One could question if when the Moral Majority first entered politics if they were a majority at all.  What they were was a political powerhouse that monopolized on both a certain brand of politics and flavor of faith.  That amount of political clout has incredible power to guide the national narrative and quash any minority voices.  And while the “moral majority” may no longer exist as such, the truth is that they forever changed the landscape of politics for moderate, socially liberal Christians.
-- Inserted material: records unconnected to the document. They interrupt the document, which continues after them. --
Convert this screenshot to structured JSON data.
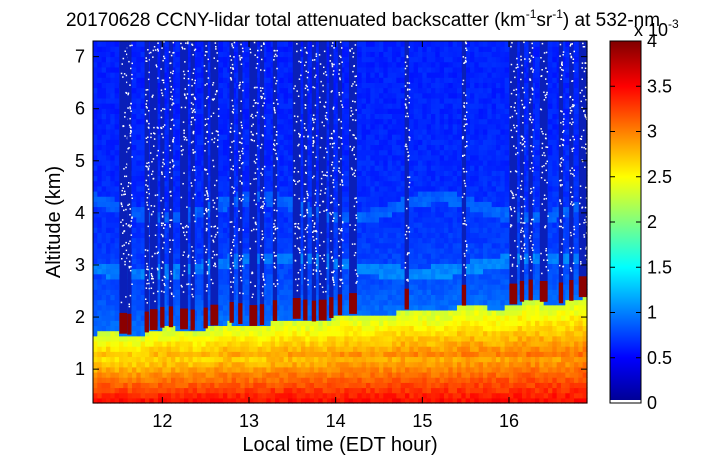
{
  "chart_data": {
    "type": "heatmap",
    "title": {
      "date": "20170628",
      "instrument": "CCNY-lidar total attenuated backscatter (km",
      "unit_exp1": "-1",
      "unit_mid": "sr",
      "unit_exp2": "-1",
      "tail": ") at 532-nm"
    },
    "xlabel": "Local time (EDT hour)",
    "ylabel": "Altitude (km)",
    "xlim": [
      11.2,
      16.9
    ],
    "ylim": [
      0.35,
      7.3
    ],
    "x_ticks": [
      12,
      13,
      14,
      15,
      16
    ],
    "x_tick_labels": [
      "12",
      "13",
      "14",
      "15",
      "16"
    ],
    "y_ticks": [
      1,
      2,
      3,
      4,
      5,
      6,
      7
    ],
    "y_tick_labels": [
      "1",
      "2",
      "3",
      "4",
      "5",
      "6",
      "7"
    ],
    "colorbar": {
      "min": 0,
      "max": 4,
      "ticks": [
        0,
        0.5,
        1,
        1.5,
        2,
        2.5,
        3,
        3.5,
        4
      ],
      "tick_labels": [
        "0",
        "0.5",
        "1",
        "1.5",
        "2",
        "2.5",
        "3",
        "3.5",
        "4"
      ],
      "multiplier_base": "x 10",
      "multiplier_exp": "-3",
      "colormap": "jet"
    },
    "features": {
      "boundary_layer_top_km": [
        1.6,
        2.4
      ],
      "aerosol_layers_km": [
        3.0,
        4.1
      ],
      "cloud_base_km": [
        1.7,
        2.6
      ]
    }
  }
}
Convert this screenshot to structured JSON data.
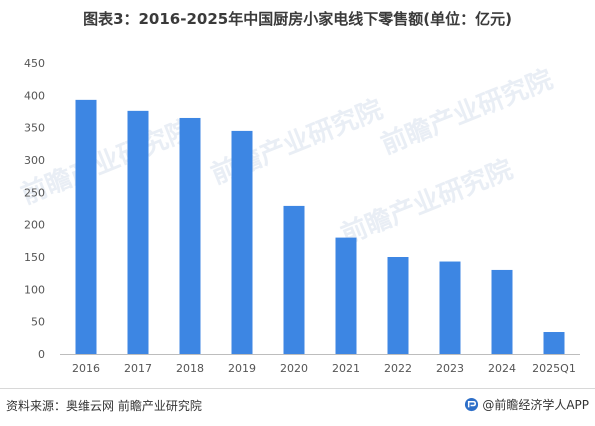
{
  "title": "图表3：2016-2025年中国厨房小家电线下零售额(单位：亿元)",
  "source": "资料来源：奥维云网 前瞻产业研究院",
  "brand": "@前瞻经济学人APP",
  "watermark": "前瞻产业研究院",
  "colors": {
    "bar": "#3d86e3",
    "axis": "#bdbdbd",
    "grid": "#e6e6e6",
    "tick": "#555555"
  },
  "chart_data": {
    "type": "bar",
    "categories": [
      "2016",
      "2017",
      "2018",
      "2019",
      "2020",
      "2021",
      "2022",
      "2023",
      "2024",
      "2025Q1"
    ],
    "values": [
      393,
      376,
      365,
      345,
      229,
      180,
      150,
      143,
      130,
      34
    ],
    "ylim": [
      0,
      450
    ],
    "yticks": [
      0,
      50,
      100,
      150,
      200,
      250,
      300,
      350,
      400,
      450
    ],
    "grid": false,
    "legend": "none"
  }
}
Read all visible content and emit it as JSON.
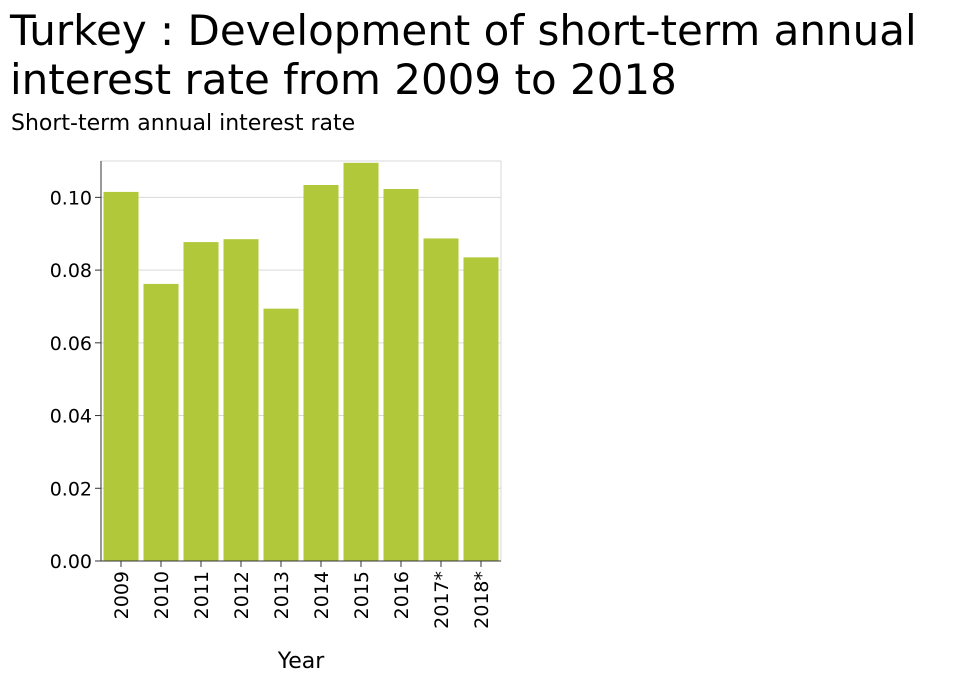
{
  "chart_data": {
    "type": "bar",
    "title": "Turkey : Development of short-term annual interest rate from 2009 to 2018",
    "ylabel": "Short-term annual interest rate",
    "xlabel": "Year",
    "categories": [
      "2009",
      "2010",
      "2011",
      "2012",
      "2013",
      "2014",
      "2015",
      "2016",
      "2017*",
      "2018*"
    ],
    "values": [
      0.1015,
      0.0762,
      0.0877,
      0.0885,
      0.0694,
      0.1034,
      0.1095,
      0.1023,
      0.0887,
      0.0835
    ],
    "ylim": [
      0,
      0.11
    ],
    "yticks": [
      "0.00",
      "0.02",
      "0.04",
      "0.06",
      "0.08",
      "0.10"
    ],
    "bar_color": "#b0c83a",
    "grid": true
  }
}
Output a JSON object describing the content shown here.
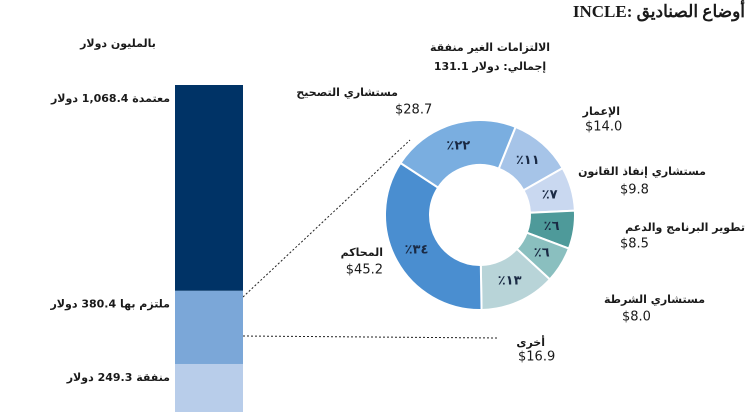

The best way forward, both for gay rights and for Christian freedom, is to take back the power from the political machine.  And we have to do that by partnering together and no longer allowing the dialogue on the national stage to pit us as natural enemies.  After all, we aren’t enemies.  Moderate Christians want the preservation of basic civil rights just as much as gay people do, and we as moderates also have much to lose if moral extremists are the ones making laws.  The same people who want to keep Adam and Steve from marrying have proposed laws that would force me to be investigated for infanticide if I don’t carry my child to term (even if I miscarried naturally!) and have said such vile things as that “rape is like the weather, and you’ve just got to relax and enjoy it.”  (No link, google “republican politicians on rape” if you dare.)  Moderate Christians fear legislation that will punish single parenthood and women who work outside of the home.  Moderate Christians question the logic of tying together religion with lax gun restrictions or other questionable stances.  One of the greatest of these is the policy of rewarding corporations with generous tax write-offs while cutting back social services to the mentally ill, disabled, and poor.  We need to be partners in fighting the political ideology that uses religion as a crutch while spitting in the face of some of the basic principles of brotherhood and good citizenship that Christ so fully embodied. If moderate Christians are going to take their voice back from the politicians who have bent and twisted the faith for personal gain, we need the support of others.  So if you are talking about cases like the Indiana Religious Freedom law, be sure to point out that moderate Christians do not support it.  If you are a journalist writing about divisive politics, bring gay and moderate Christian voices together.  If you want to see more moderate voices in the political landscape, donate to churches like the Disciples of Christ, the Mennonite Church, and the Episcopalian Church, specifically to their political action committees who have a well documented history of supporting gay rights.

We can take back our fair country from the hands of bigotry together.